およそ2週間から1か月に一度ぐらいの頻度で水をあげるべきです。

実はこれが、胡蝶蘭が育てやすいことの根拠になっています。それほど手をかけなくても枯れることもなくそう簡単に花が落ちませんので初心者にはぴったりと言えます。

寿命を延ばすためには水以外にも日当たりにも重要になります。
部屋の中は明るい必要がありますが、直射日光は当てるべきではありません。

もともと生息しているところでは、直射日光が当たらない岩場などに生えていますので、それと同じように部屋の中で日陰になる部分を探して置いておきましょう。

見栄えが良いため、テレビの横あたりにおいてもよいかもしれませんが、直射日光が当たらないことが条件になります。
また、玄関やキッチンのところに置いておくことで見栄えが良くなるでしょう。

花は人間と違って感情があるわけではありませんが、ストレスを感じでしまうことがあります。
例えば珍しい花だからと頻繁に触ることは禁止です。悪くなってしまい、結果的に寿命が短くなってしまうことが考えられます。

また直接、花や茎などに触らなくても、頻繁に移動させている場合は環境が変わってしまい花にとって良くありません。当然ながら、しぼんでしまう可能性が高くなります。

それ以外では、寿命を延ばすために鉢植えを取り換えることも重要になります。
花が咲く時期は春ごろですが、植え替えをするのは四月ごろが最適といえるでしょう。

絶対に四月でなければならないわけではありませんが、少なくとも夏になる前に一度植木鉢を取り換えておくことが大事なります。植木鉢の大きさは、4号から5号ぐらいがちょうど良くなっています。

プラスチックのものを利用するよりも、素焼きのものを利用した方が若干寿命が長くなる可能性が高いです。
もともと複数の株がある場合には、まとめて植木鉢に入れ替えるのではなく、一株ずつ植木鉢を使うようにするべきです。

少し細かい部分ですが、見えないところで病気になっている可能性があります。
このような時、気がつかないままだといつの間にほかの花にも伝染している可能性があるでしょう。

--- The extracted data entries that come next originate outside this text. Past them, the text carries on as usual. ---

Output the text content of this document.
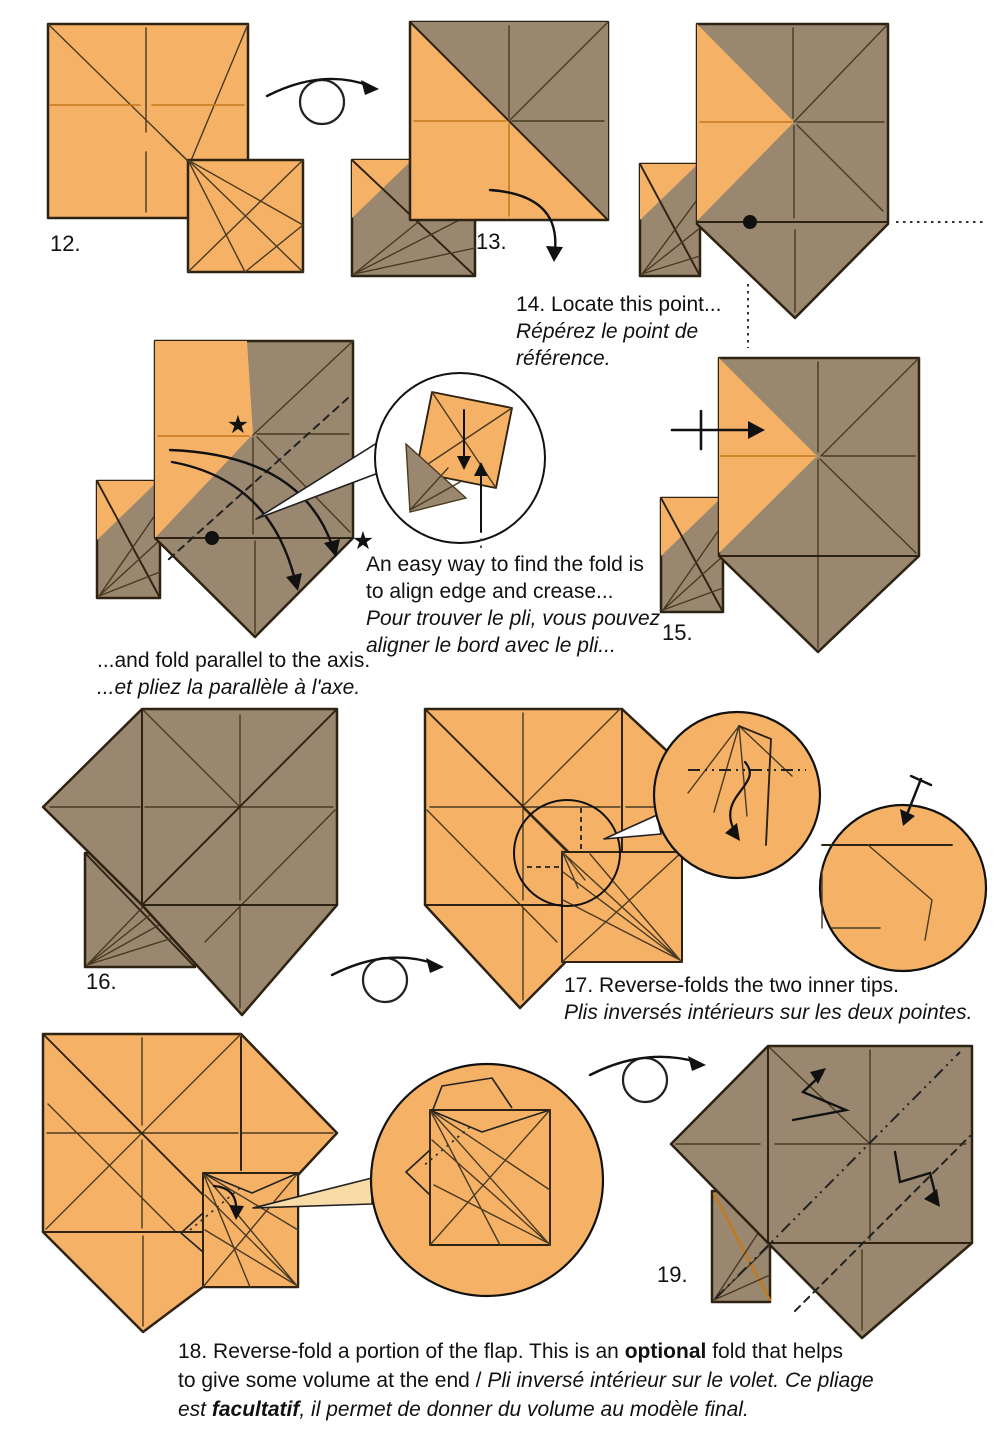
★
★
12.	13.
14. Locate this point...
Répérez le point de
référence.
An easy way to find the fold is
to align edge and crease...
Pour trouver le pli, vous pouvez
aligner le bord avec le pli...
...and fold parallel to the axis.
...et pliez la parallèle à l'axe.
15.
16.	17. Reverse-folds the two inner tips.
Plis inversés intérieurs sur les deux pointes.
19.
18. Reverse-fold a portion of the flap. This is an optional fold that helps
to give some volume at the end / Pli inversé intérieur sur le volet. Ce pliage
est facultatif, il permet de donner du volume au modèle final.
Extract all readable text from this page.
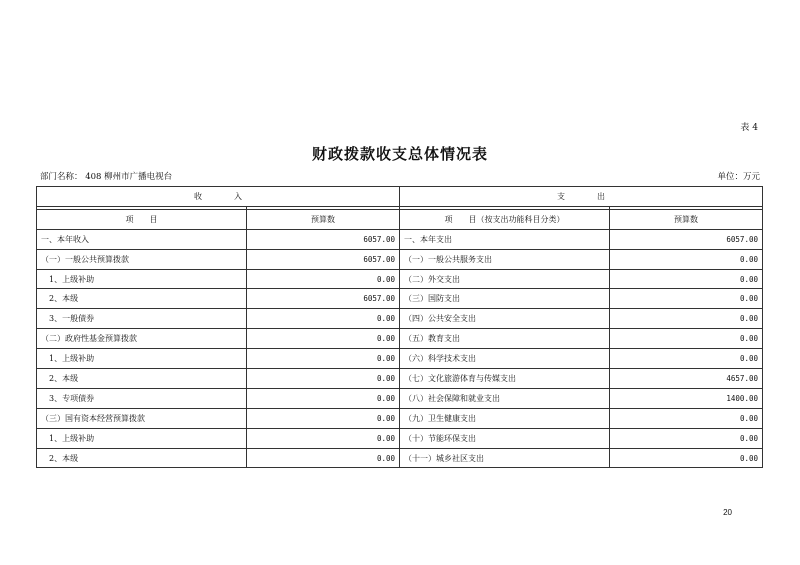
表 4
财政拨款收支总体情况表
部门名称： 408 柳州市广播电视台	单位：万元
收　　　　入		支　　　　出	

项　　目	预算数	项　　目（按支出功能科目分类）	预算数
一、本年收入	6057.00	一、本年支出	6057.00
（一）一般公共预算拨款	6057.00	（一）一般公共服务支出	0.00
　1、上级补助	0.00	（二）外交支出	0.00
　2、本级	6057.00	（三）国防支出	0.00
　3、一般债券	0.00	（四）公共安全支出	0.00
（二）政府性基金预算拨款	0.00	（五）教育支出	0.00
　1、上级补助	0.00	（六）科学技术支出	0.00
　2、本级	0.00	（七）文化旅游体育与传媒支出	4657.00
　3、专项债券	0.00	（八）社会保障和就业支出	1400.00
（三）国有资本经营预算拨款	0.00	（九）卫生健康支出	0.00
　1、上级补助	0.00	（十）节能环保支出	0.00
　2、本级	0.00	（十一）城乡社区支出	0.00
20
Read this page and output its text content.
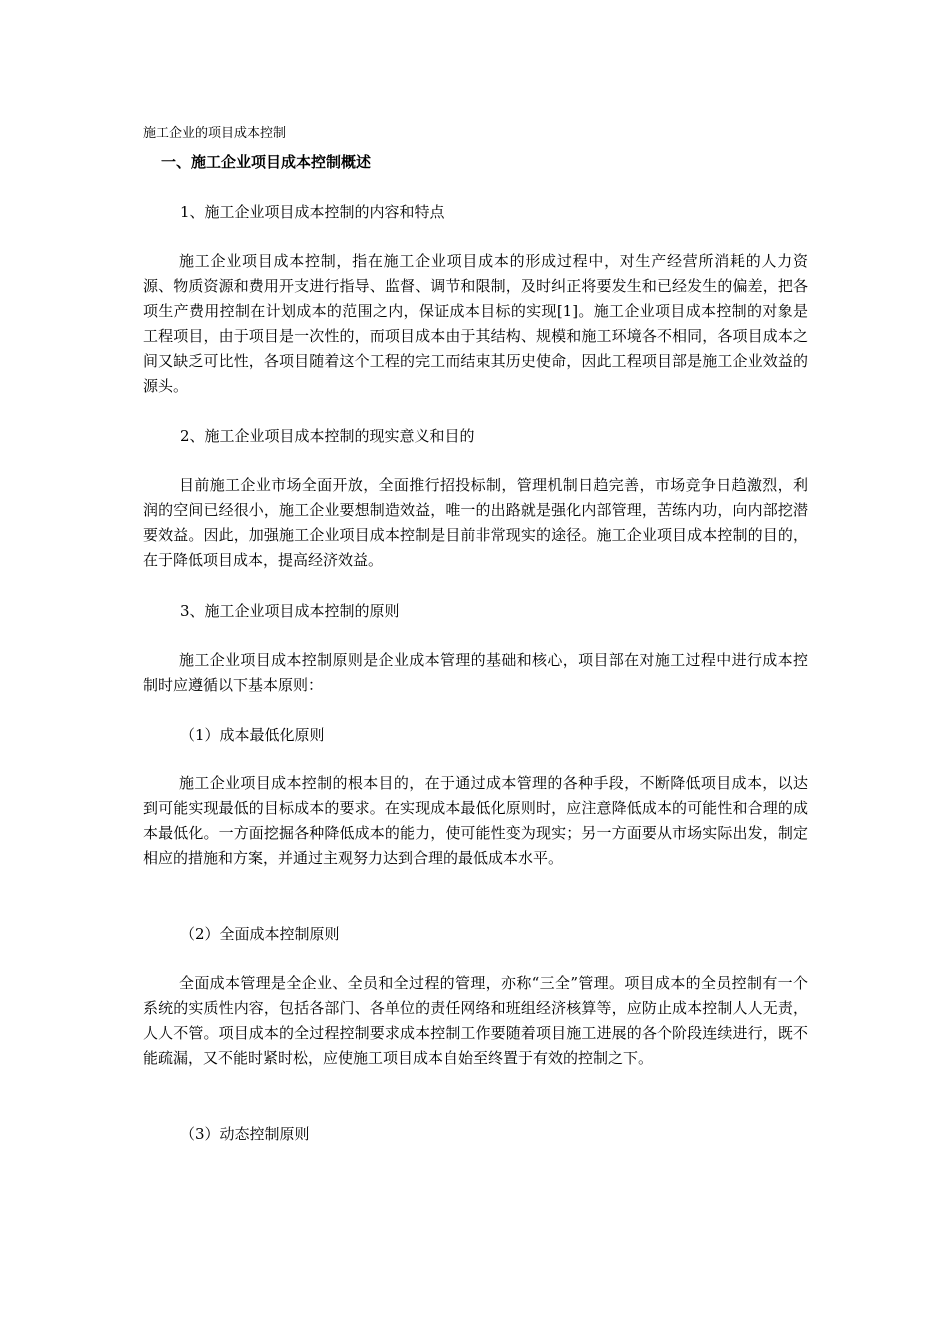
施工企业的项目成本控制
一、施工企业项目成本控制概述
1、施工企业项目成本控制的内容和特点

施工企业项目成本控制，指在施工企业项目成本的形成过程中，对生产经营所消耗的人力资源、物质资源和费用开支进行指导、监督、调节和限制，及时纠正将要发生和已经发生的偏差，把各项生产费用控制在计划成本的范围之内，保证成本目标的实现[1]。施工企业项目成本控制的对象是工程项目，由于项目是一次性的，而项目成本由于其结构、规模和施工环境各不相同，各项目成本之间又缺乏可比性，各项目随着这个工程的完工而结束其历史使命，因此工程项目部是施工企业效益的源头。

2、施工企业项目成本控制的现实意义和目的

目前施工企业市场全面开放，全面推行招投标制，管理机制日趋完善，市场竞争日趋激烈，利润的空间已经很小，施工企业要想制造效益，唯一的出路就是强化内部管理，苦练内功，向内部挖潜要效益。因此，加强施工企业项目成本控制是目前非常现实的途径。施工企业项目成本控制的目的，在于降低项目成本，提高经济效益。

3、施工企业项目成本控制的原则

施工企业项目成本控制原则是企业成本管理的基础和核心，项目部在对施工过程中进行成本控制时应遵循以下基本原则：

（1）成本最低化原则

施工企业项目成本控制的根本目的，在于通过成本管理的各种手段，不断降低项目成本，以达到可能实现最低的目标成本的要求。在实现成本最低化原则时，应注意降低成本的可能性和合理的成本最低化。一方面挖掘各种降低成本的能力，使可能性变为现实；另一方面要从市场实际出发，制定相应的措施和方案，并通过主观努力达到合理的最低成本水平。

（2）全面成本控制原则

全面成本管理是全企业、全员和全过程的管理，亦称“三全”管理。项目成本的全员控制有一个系统的实质性内容，包括各部门、各单位的责任网络和班组经济核算等，应防止成本控制人人无责，人人不管。项目成本的全过程控制要求成本控制工作要随着项目施工进展的各个阶段连续进行，既不能疏漏，又不能时紧时松，应使施工项目成本自始至终置于有效的控制之下。

（3）动态控制原则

特に、鉢を植え替えする場合には病気になった個体を触った後にほかの花を触ると伝染することがありますので、一度手を消毒してから行うと伝染する心配がありません。

植え替えをするときに、もし葉っぱなどが黄色くなっている場合にはその部分を取り除いておきましょう。また、それ以外でも何か病気になっているような部分が見つかった場合には、取り除いておくことが必要になります。